You can use the link below in order to make sure that PI Web API has picked up the changes:
Make sure that Kerberos is well configured on the domain controller including delegation. Also, check if PI Web API and PI Web API Search crawler services have privileges to access the PI System resources. Before trying to rebuild the crawler, make sure the core services of PI Web API are running properly with Kerberos only.
The next step is to check the SSL certificate. Is it a valid one? Is it a self-signed certificate? Have you trusted the certificate in the client?
Another ideas is to check the logs:
- PI Web API logs through Windows Event Viewer on the web server running PI Web API
- PI Message Log on the PI Data Archive you are trying to crawl
- AF logs on the Windows Event Viewer on the PI AF Server whose AF database you are trying to crawl
Hope this helps!
This is awesome good advice.. Thank you so much so far...
We will check out all your recommendations tomorrow when IT is back.
So far we are at the point to make sure that delegation works and the proper user is forwarded to the PI data server.
As far as I understand: It is the user that has been authenticated that is been forwarded and the serviceaccount the pi web api crawler runs on forwards (delegates) it to the pi server?!
In our case the situation is really complicated: Pi server is in domain A, web api there too. But user comes from another (B) domain and that one has no trust relationship.. thus the server the pi web api runs on can not authenticate the user... or the user has to provide credentials for a Domain A user.
(You see where this is going, especially when the server we are building our web app on is even on another Domain.. so we we have Domain A,B,C.. so after Kerberos-Crawl has run we go back to anoynmous for a while.)
3 of 3 people found this helpful
Without a domain trust, Kerberos won't work. You will have to use Basic but as I told you, you cannot crawl a database using Basic authentication.

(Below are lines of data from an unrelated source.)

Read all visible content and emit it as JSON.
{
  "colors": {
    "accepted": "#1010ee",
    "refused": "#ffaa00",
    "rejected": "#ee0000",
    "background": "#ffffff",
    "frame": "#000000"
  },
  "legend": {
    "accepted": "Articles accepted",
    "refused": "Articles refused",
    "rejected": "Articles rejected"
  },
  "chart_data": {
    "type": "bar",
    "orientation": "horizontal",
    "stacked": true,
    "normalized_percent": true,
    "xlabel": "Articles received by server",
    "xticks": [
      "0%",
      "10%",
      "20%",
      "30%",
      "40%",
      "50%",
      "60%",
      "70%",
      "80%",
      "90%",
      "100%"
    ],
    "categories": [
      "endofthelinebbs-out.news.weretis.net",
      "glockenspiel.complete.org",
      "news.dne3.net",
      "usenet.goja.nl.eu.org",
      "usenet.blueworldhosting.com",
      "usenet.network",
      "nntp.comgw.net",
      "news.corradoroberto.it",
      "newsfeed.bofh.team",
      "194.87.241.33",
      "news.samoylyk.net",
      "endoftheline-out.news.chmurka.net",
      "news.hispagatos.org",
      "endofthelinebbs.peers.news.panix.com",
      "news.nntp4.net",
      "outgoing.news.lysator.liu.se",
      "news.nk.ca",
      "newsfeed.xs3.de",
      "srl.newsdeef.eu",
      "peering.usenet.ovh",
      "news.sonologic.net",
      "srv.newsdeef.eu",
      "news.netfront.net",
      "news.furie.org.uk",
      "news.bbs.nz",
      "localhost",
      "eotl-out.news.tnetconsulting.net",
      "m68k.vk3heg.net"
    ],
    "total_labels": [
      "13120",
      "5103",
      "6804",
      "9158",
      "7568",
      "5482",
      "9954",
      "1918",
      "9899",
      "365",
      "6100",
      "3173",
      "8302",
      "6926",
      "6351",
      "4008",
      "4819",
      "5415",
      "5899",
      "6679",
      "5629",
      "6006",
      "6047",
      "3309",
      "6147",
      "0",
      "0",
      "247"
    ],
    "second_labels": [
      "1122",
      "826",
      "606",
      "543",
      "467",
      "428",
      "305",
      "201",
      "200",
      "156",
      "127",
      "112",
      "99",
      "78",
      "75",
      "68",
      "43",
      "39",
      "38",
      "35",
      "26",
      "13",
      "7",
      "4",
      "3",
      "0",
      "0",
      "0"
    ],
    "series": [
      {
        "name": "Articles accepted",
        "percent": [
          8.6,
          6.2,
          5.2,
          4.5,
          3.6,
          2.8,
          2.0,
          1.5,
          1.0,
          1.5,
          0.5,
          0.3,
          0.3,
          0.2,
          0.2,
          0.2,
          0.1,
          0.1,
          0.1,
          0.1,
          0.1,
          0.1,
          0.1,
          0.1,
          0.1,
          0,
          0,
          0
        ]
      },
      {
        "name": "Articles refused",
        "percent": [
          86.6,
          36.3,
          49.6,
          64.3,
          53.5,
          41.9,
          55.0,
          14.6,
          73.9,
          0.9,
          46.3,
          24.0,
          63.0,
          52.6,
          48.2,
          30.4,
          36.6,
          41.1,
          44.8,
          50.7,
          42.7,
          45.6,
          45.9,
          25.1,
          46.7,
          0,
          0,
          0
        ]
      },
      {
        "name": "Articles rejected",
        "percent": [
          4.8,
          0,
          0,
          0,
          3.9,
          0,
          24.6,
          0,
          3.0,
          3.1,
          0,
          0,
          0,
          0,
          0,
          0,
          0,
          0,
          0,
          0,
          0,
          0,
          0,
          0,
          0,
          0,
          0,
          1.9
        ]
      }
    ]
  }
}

Here is what I suggest you to do:
- Change the AuthenticationMethods to Kerberos
- Set up Kerberos properly within domain A
- Crawl all the databases you want, using any client from domain A
- Change the AuthenticationMethods back to Basic so all client from the other domains can access PI Web API
All of your clients will be able to use the search using Basic authentication. But if you need to crawl a new database or rebuild an existing one, you will have to follow this procedure again.
Hopefully, on upcoming releases of PI Web API, we will have a better solution for your use case.
Thank you so much for these straight forward instructions.
One final question: What if we set to anonymous authentication instead of basic? Would that work?
My question then is, which user account is delegated by the PI web api service to the PI server?
.. and with Basic authentication, is then username/password forwarded and we have to configure this as an extra user on the PI server?